Hoxha pour 100 euros chez les retraités et les enfants: Les citoyens dépendent de l'humeur de Kurt quand vous ouvrez le sac du Père Noël.

Le député du Parti démocratique du Kosovo, Eliza Hoxha, a parlé de la séparation de 100 euros du gouvernement pour les retraités et les enfants. Elle a critiqué le gouvernement en disant que ce n'est pas la bonne façon d'aider les citoyens, mais les salaires doivent être augmentés, dit Reporter.net en ligne. En cette période de crise, tout ce qui [...]

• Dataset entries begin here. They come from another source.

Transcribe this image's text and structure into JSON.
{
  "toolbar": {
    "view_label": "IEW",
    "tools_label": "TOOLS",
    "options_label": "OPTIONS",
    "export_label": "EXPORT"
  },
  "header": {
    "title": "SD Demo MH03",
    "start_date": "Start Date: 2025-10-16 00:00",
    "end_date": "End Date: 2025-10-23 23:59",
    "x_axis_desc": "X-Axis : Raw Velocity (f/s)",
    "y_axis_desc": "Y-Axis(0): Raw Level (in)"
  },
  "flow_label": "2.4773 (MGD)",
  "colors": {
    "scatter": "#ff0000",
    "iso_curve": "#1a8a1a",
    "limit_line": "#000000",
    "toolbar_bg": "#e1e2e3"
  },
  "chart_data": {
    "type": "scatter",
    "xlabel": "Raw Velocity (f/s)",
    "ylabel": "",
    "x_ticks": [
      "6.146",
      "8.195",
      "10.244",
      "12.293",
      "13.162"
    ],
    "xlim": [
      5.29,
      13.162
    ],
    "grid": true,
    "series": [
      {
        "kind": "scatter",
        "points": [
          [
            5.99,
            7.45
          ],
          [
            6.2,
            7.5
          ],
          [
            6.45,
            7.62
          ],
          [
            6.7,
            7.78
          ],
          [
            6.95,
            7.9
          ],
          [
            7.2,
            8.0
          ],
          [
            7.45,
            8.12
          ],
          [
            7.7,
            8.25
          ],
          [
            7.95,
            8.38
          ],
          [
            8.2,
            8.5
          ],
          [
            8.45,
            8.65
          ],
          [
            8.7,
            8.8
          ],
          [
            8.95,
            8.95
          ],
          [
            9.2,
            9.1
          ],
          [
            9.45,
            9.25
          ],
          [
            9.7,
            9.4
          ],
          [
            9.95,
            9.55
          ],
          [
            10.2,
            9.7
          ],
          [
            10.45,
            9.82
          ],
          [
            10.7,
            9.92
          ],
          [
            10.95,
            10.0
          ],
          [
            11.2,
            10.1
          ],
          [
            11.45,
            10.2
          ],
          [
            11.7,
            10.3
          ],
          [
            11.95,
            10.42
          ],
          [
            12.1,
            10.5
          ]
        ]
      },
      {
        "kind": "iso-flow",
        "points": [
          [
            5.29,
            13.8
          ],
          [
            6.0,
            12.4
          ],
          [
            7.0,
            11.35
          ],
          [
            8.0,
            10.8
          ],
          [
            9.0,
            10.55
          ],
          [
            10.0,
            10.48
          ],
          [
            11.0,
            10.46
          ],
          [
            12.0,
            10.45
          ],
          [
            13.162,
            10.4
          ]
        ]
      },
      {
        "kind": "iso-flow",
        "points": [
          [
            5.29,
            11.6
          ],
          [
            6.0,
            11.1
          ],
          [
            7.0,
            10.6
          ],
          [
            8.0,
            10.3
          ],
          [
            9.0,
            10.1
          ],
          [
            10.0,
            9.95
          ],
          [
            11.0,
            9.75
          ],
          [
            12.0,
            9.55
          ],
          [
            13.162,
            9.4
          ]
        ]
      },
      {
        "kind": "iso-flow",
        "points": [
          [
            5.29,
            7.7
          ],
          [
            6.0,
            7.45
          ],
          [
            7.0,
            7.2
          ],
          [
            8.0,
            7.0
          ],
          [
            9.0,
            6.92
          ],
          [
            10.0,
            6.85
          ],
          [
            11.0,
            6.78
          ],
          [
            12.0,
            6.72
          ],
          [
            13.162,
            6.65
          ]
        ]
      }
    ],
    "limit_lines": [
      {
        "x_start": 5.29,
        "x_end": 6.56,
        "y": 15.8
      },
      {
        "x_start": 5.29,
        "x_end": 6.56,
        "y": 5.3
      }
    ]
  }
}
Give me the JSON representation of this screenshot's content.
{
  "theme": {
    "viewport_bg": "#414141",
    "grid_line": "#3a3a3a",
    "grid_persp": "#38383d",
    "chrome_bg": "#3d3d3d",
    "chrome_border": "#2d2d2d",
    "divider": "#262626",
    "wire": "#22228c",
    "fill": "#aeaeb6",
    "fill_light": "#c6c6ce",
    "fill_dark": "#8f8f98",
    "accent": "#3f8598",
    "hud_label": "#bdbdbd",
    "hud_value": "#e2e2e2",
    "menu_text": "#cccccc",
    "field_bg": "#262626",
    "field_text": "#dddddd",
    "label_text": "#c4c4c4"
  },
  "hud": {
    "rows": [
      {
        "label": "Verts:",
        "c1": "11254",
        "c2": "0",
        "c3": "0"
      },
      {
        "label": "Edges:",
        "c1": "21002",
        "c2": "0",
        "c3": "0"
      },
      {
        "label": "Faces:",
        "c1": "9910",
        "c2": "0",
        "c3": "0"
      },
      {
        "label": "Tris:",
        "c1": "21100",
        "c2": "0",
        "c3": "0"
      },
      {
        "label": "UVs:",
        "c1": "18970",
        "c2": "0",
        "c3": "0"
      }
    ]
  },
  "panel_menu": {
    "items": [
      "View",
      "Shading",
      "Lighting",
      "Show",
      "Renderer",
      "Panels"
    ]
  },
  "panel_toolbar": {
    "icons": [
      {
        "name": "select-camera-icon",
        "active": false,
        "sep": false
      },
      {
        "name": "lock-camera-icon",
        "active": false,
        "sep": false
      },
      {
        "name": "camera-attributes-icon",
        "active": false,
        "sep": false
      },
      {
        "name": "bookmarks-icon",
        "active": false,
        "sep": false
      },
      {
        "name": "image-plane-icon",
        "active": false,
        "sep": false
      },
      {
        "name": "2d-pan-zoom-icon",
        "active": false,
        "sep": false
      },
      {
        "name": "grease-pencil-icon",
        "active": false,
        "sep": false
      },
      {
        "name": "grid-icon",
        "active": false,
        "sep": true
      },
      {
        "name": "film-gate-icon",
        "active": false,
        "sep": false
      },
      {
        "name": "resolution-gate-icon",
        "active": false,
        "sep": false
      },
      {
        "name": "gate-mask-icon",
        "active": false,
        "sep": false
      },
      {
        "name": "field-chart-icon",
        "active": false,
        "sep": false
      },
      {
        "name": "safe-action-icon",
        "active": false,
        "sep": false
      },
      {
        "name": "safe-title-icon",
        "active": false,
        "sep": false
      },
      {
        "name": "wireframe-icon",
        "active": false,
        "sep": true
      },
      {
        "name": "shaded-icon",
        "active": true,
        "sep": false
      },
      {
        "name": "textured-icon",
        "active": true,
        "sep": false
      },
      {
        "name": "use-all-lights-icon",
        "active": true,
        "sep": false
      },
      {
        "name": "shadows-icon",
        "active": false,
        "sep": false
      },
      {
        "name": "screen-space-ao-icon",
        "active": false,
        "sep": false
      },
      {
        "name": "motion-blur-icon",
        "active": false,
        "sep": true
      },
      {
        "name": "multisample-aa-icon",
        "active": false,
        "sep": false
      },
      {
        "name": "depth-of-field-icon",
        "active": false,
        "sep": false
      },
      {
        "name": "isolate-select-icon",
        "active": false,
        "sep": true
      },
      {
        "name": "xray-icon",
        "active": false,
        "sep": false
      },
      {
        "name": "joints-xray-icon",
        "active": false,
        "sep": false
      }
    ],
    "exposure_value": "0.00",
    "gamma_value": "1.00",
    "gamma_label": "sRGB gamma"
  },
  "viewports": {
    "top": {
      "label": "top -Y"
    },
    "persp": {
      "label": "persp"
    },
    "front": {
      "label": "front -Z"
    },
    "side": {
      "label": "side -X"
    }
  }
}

Elle a critiqué le gouvernement en disant que ce n'est pas la bonne façon d'aider les citoyens, mais les salaires doivent être augmentés, dit Reporter.net en ligne.
Maintenant, en cette période de crise ce que quelqu'un obtient le plus, se sent apprécié parce que cela rend la vie plus facile, qui qu'il soit. Mais la façon dont le Premier ministre Kurti a décidé de traiter avec les citoyens du Kosovo pour moi est dommage parce que chaque jour de plus en plus de citoyens dépendent de l'humeur de M. Kurti, lorsqu'il ouvre le sac du Père Noël ou cet émerveilleur à donner 100 euros pour une catégorie particulière. Cette dépendance crée une situation sociale que je ne voulais pas pour le Kosovo. M. Kurt est un acte qui approfondit cette dépendance. C'est le manque d'intégrité personnelle de la famille, du travailleur, de l'homme créatif qui veut être payé pour son travail bien mérité et ne pas attendre que l'État reçoive 100 euros.”, a-t-elle dit dans le DPA de Fidan.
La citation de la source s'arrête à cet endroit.